Our UI code is single threaded and UI classes use some shared static data. They work just fine, but the unit tests sometimes fail. Investigation led to threading issues. Visual Studio unconditionally runs tests in multiple threads simultaneously, and apparently there is no way to tell it not to do that.

http://social.msdn.microsoft.com/Forums/en-US/vstswebtest/thread/4cdd4668-d99c-4699-8e1c-b775498593e7

July 1, 2010

WPF: Is clone of Freezable frozen?

WPF defines a Freezable type that is a base class for “almost immutable” objects. They can be setup in read/write mode and then “frozen” which makes them immutable and thread safe.
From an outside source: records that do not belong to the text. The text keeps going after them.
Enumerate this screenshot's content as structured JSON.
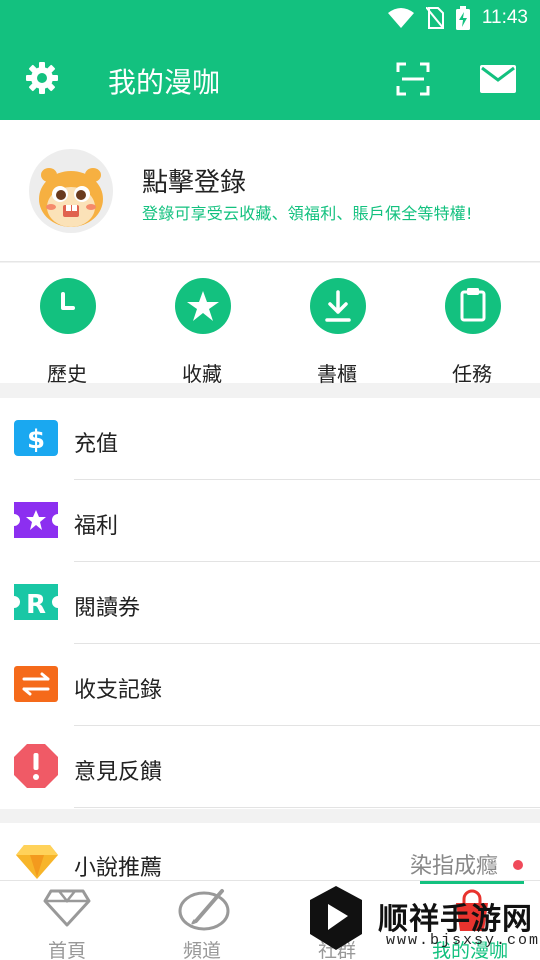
{
  "status_bar": {
    "time": "11:43",
    "icons": [
      "wifi-icon",
      "no-sim-icon",
      "battery-charging-icon"
    ]
  },
  "app_bar": {
    "title": "我的漫咖",
    "left_icon": "gear-icon",
    "right_icons": [
      "scan-icon",
      "mail-icon"
    ]
  },
  "profile": {
    "title": "點擊登錄",
    "subtitle": "登錄可享受云收藏、領福利、賬戶保全等特權!"
  },
  "quick_actions": [
    {
      "label": "歷史",
      "icon": "clock-icon"
    },
    {
      "label": "收藏",
      "icon": "star-icon"
    },
    {
      "label": "書櫃",
      "icon": "download-icon"
    },
    {
      "label": "任務",
      "icon": "clipboard-icon"
    }
  ],
  "menu": [
    {
      "label": "充值",
      "icon": "dollar-icon",
      "color": "#1aa8f0"
    },
    {
      "label": "福利",
      "icon": "star-ticket-icon",
      "color": "#8c2ff0"
    },
    {
      "label": "閱讀券",
      "icon": "r-ticket-icon",
      "color": "#19c7a5"
    },
    {
      "label": "收支記錄",
      "icon": "exchange-icon",
      "color": "#f56a1a"
    },
    {
      "label": "意見反饋",
      "icon": "warning-octagon-icon",
      "color": "#f05a66"
    }
  ],
  "novel": {
    "label": "小說推薦",
    "icon": "diamond-icon",
    "side_label": "染指成癮"
  },
  "tabs": [
    {
      "label": "首頁",
      "icon": "diamond-outline-icon",
      "active": false
    },
    {
      "label": "頻道",
      "icon": "palette-icon",
      "active": false
    },
    {
      "label": "社群",
      "icon": "community-icon",
      "active": false
    },
    {
      "label": "我的漫咖",
      "icon": "bag-icon",
      "active": true
    }
  ],
  "watermark": {
    "text": "顺祥手游网",
    "url": "www.bjsxsy.com"
  },
  "colors": {
    "primary": "#13c17f",
    "text": "#222222",
    "muted": "#999999"
  }
}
Freezables are also cloneable. If I make a clone of a Freezable, will it be frozen? Fortunately, it won’t, so I can modify the clone at will, and then freeze it if necessary. Here’s the passing unit test that proves that:


   [TestMethod]
   public void ClonedFreezableIsNotFrozen()
   {
      var brush = new SolidColorBrush(Colors.Red);
      brush.Freeze();
      var clone = brush.Clone();
      Assert.IsFalse(clone.IsFrozen);
   }

June 29, 2010

XSLT and Microsoft.NET

While working on XML serializers I wandered into the XSLT land. It turned out that XSLT support in .NET is not stellar. Well, you may already know that, but it is new to me. First, only XSLT 1.0 is supported. It is useful for simple stuff, but even an iteration over a list of known values is difficult. There are two classes for XSLT in .NET: an obsolete class XsltTransform and a newer XsltCompiledTransform. Both of them are XSLT 1.0, the latter been allegedly faster and more secure (read: more items disabled). E.g. you cannot use document() function by default. Overall, I am disappointed. I wanted to use XSLT for simple things like show summary and results of XML serialization calls, and it turns out I have to use XSLT 2.0 (distinct-values) or non-standard stuff like node-set for even the simplest things.